Le Conseil des Camerounais de la diaspora à l’origine de la plainte accuse le chef de l’Etat de recel de détournement de fonds publics. Le parquet de Paris a classé sans suite une plainte contre le président camerounais Paul Biya pour “recel de détournement de fonds publics” déposée par une association de Camerounais vivant en France,
rapporte aujourd’hui l’Afp de source judiciaire. Le Conseil des Camerounais de la diaspora (Ccd) avait porté plainte à Paris le 2 février contre le président camerounais au pouvoir depuis 1982, qu’il accusait d’avoir constitué en France un patrimoine immobilier de plusieurs centaines de millions d’euros, financé par des détournements de fonds publics. Transparency international avait déjà déposé une plainte contre trois chefs d’État africains : Denis Sassou Nguesso du Congo, Teodoro Obiang Nguema de Guinée-Equatoriale et le feu gabonais Omar Bongo.
La doyenne des juges d’instruction du TGI, Françoise Desset, avait donné son feu vert en mai 2009 à l’ouverture d’une information judiciaire après le dépôt de ces plaintes mais le parquet avait saisi la cour d’appel de Paris.
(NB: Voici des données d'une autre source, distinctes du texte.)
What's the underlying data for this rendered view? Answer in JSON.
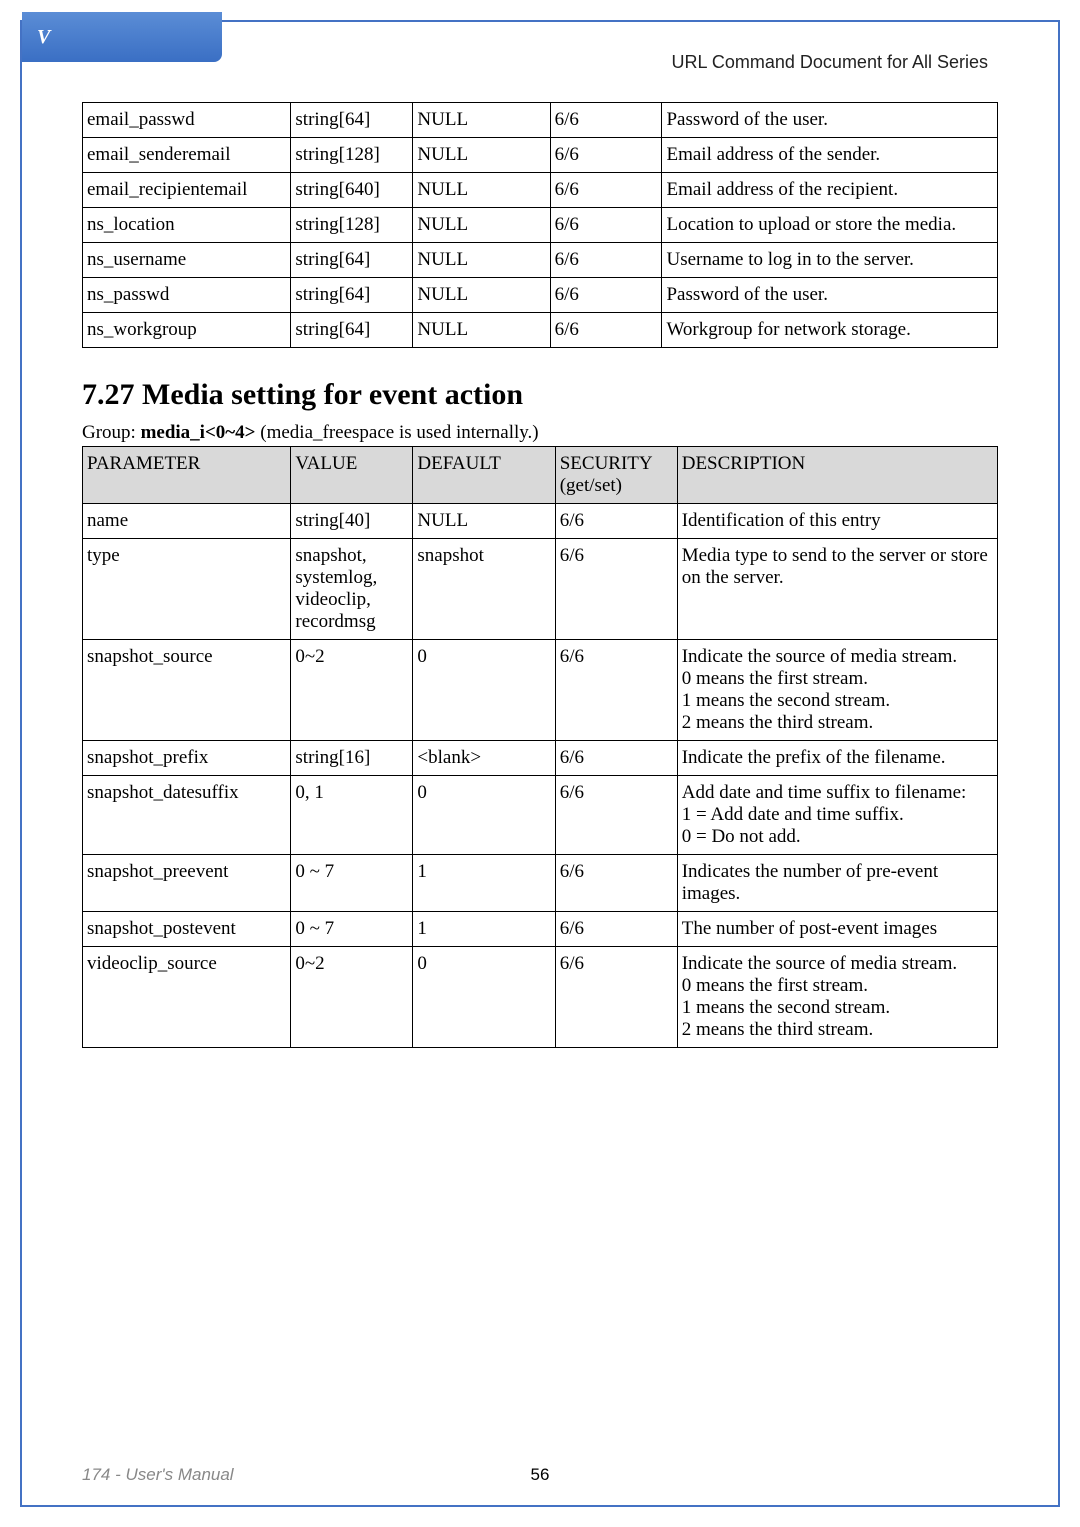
{
  "logo": "V",
  "header": "URL Command Document for All Series",
  "table1": {
    "rows": [
      {
        "param": "email_passwd",
        "value": "string[64]",
        "default": "NULL",
        "security": "6/6",
        "desc": "Password of the user."
      },
      {
        "param": "email_senderemail",
        "value": "string[128]",
        "default": "NULL",
        "security": "6/6",
        "desc": "Email address of the sender."
      },
      {
        "param": "email_recipientemail",
        "value": "string[640]",
        "default": "NULL",
        "security": "6/6",
        "desc": "Email address of the recipient."
      },
      {
        "param": "ns_location",
        "value": "string[128]",
        "default": "NULL",
        "security": "6/6",
        "desc": "Location to upload or store the media."
      },
      {
        "param": "ns_username",
        "value": "string[64]",
        "default": "NULL",
        "security": "6/6",
        "desc": "Username to log in to the server."
      },
      {
        "param": "ns_passwd",
        "value": "string[64]",
        "default": "NULL",
        "security": "6/6",
        "desc": "Password of the user."
      },
      {
        "param": "ns_workgroup",
        "value": "string[64]",
        "default": "NULL",
        "security": "6/6",
        "desc": "Workgroup for network storage."
      }
    ]
  },
  "section_title": "7.27 Media setting for event action",
  "group_prefix": "Group: ",
  "group_bold": "media_i<0~4>",
  "group_suffix": " (media_freespace is used internally.)",
  "table2": {
    "headers": {
      "param": "PARAMETER",
      "value": "VALUE",
      "default": "DEFAULT",
      "security": "SECURITY (get/set)",
      "desc": "DESCRIPTION"
    },
    "rows": [
      {
        "param": "name",
        "value": "string[40]",
        "default": "NULL",
        "security": "6/6",
        "desc": "Identification of this entry"
      },
      {
        "param": "type",
        "value": "snapshot,\nsystemlog,\nvideoclip,\nrecordmsg",
        "default": "snapshot",
        "security": "6/6",
        "desc": "Media type to send to the server or store on the server."
      },
      {
        "param": "snapshot_source",
        "value": "0~2",
        "default": "0",
        "security": "6/6",
        "desc": "Indicate the source of media stream.\n0 means the first stream.\n1 means the second stream.\n2 means the third stream."
      },
      {
        "param": "snapshot_prefix",
        "value": "string[16]",
        "default": "<blank>",
        "security": "6/6",
        "desc": "Indicate the prefix of the filename."
      },
      {
        "param": "snapshot_datesuffix",
        "value": "0, 1",
        "default": "0",
        "security": "6/6",
        "desc": "Add date and time suffix to filename:\n1 = Add date and time suffix.\n0 = Do not add."
      },
      {
        "param": "snapshot_preevent",
        "value": "0 ~ 7",
        "default": "1",
        "security": "6/6",
        "desc": "Indicates the number of pre-event images."
      },
      {
        "param": "snapshot_postevent",
        "value": "0 ~ 7",
        "default": "1",
        "security": "6/6",
        "desc": "The number of post-event images"
      },
      {
        "param": "videoclip_source",
        "value": "0~2",
        "default": "0",
        "security": "6/6",
        "desc": "Indicate the source of media stream.\n0 means the first stream.\n1 means the second stream.\n2 means the third stream."
      }
    ]
  },
  "footer": {
    "left": "174 - User's Manual",
    "center": "56"
  }
}
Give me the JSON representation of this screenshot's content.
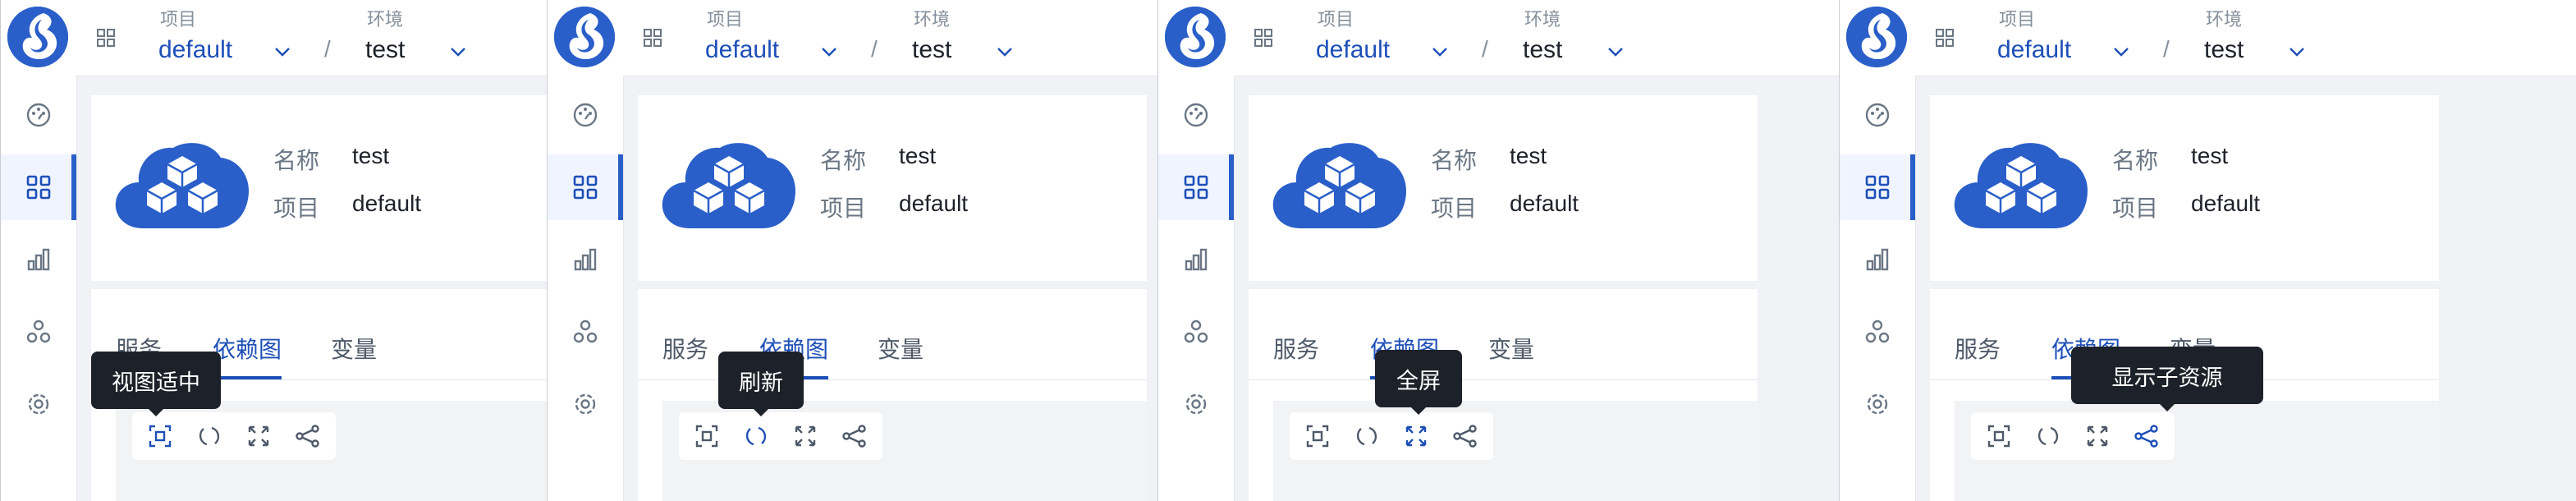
{
  "header": {
    "project_label": "项目",
    "project_value": "default",
    "env_label": "环境",
    "env_value": "test",
    "separator": "/"
  },
  "info": {
    "name_label": "名称",
    "name_value": "test",
    "project_label": "项目",
    "project_value": "default"
  },
  "tabs": [
    "服务",
    "依赖图",
    "变量"
  ],
  "active_tab": "依赖图",
  "toolbar": [
    "fit-view",
    "refresh",
    "fullscreen",
    "show-sub-resources"
  ],
  "tooltips": [
    "视图适中",
    "刷新",
    "全屏",
    "显示子资源"
  ],
  "nav": [
    "dashboard-icon",
    "apps-grid-icon",
    "bar-chart-icon",
    "resources-icon",
    "settings-icon"
  ],
  "colors": {
    "accent": "#1d4fb8",
    "brand": "#2a5fc9",
    "tooltip_bg": "#1d2129"
  }
}
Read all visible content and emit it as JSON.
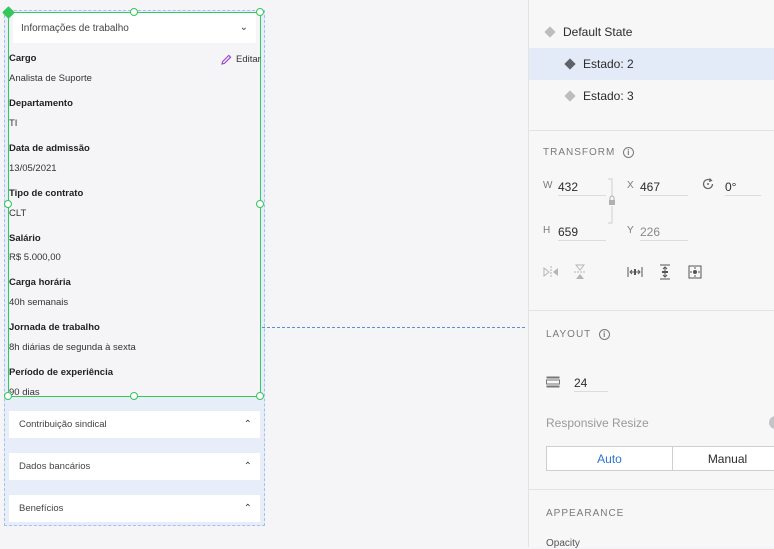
{
  "canvas": {
    "expanded_card": {
      "title": "Informações de trabalho",
      "edit_label": "Editar",
      "fields": [
        {
          "label": "Cargo",
          "value": "Analista de Suporte"
        },
        {
          "label": "Departamento",
          "value": "TI"
        },
        {
          "label": "Data de admissão",
          "value": "13/05/2021"
        },
        {
          "label": "Tipo de contrato",
          "value": "CLT"
        },
        {
          "label": "Salário",
          "value": "R$ 5.000,00"
        },
        {
          "label": "Carga horária",
          "value": "40h semanais"
        },
        {
          "label": "Jornada de trabalho",
          "value": "8h diárias de segunda à sexta"
        },
        {
          "label": "Período de experiência",
          "value": "90 dias"
        }
      ]
    },
    "collapsed_cards": [
      {
        "title": "Contribuição sindical"
      },
      {
        "title": "Dados bancários"
      },
      {
        "title": "Benefícios"
      }
    ]
  },
  "panel": {
    "states": [
      {
        "label": "Default State"
      },
      {
        "label": "Estado: 2"
      },
      {
        "label": "Estado: 3"
      }
    ],
    "transform": {
      "title": "TRANSFORM",
      "w_label": "W",
      "w_value": "432",
      "x_label": "X",
      "x_value": "467",
      "rotation_value": "0°",
      "h_label": "H",
      "h_value": "659",
      "y_label": "Y",
      "y_value": "226"
    },
    "layout": {
      "title": "LAYOUT",
      "padding_value": "24",
      "responsive_resize_label": "Responsive Resize",
      "auto_label": "Auto",
      "manual_label": "Manual"
    },
    "appearance": {
      "title": "APPEARANCE",
      "opacity_label": "Opacity"
    }
  },
  "colors": {
    "selection_green": "#34c759",
    "guide_blue": "#5a8fd6",
    "accent_blue": "#2d74d4",
    "selected_state_bg": "#e2ebf7",
    "edit_icon_purple": "#9b3fc6"
  }
}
Celle-ci avait finalement rejeté cette enquête au motif que les plaignants n’avaient pas subi de préjudice direct lié à d’éventuels détournements.
En rappel, au cours d’une conférence de presse donnée à Paris pour expliquer l’opportunité de leur démarche, le président du Ccd, Robet Waffo-Wanto, affirmait que « cette plainte contre M. Biya est le fait d’une association de Camerounais et non d’une Ong française, nous sommes directement concernés par d’éventuels détournements ». « Si une enquête était ouverte en France, cela permettrait de savoir enfin ce que détient M. Biya, qui vit dans le luxe avec sa famille alors que la pauvreté progresse sans cesse au Cameroun », espérait pour sa part le vice-président du Ccd, Célestin Djamen. Cette plainte déposée au parquet de Paris avait provoqué une « vive indignation » et une «profonde stupéfaction » du Comité central du Rdpc, le parti au pouvoir. Dans un communiqué rendu public le 17 février dernier, son secrétaire général, René Sadi, a qualifié cette plainte de « manœuvres de diversion, de désinformation et d’intoxication perpétrées par les ennemis de la République ».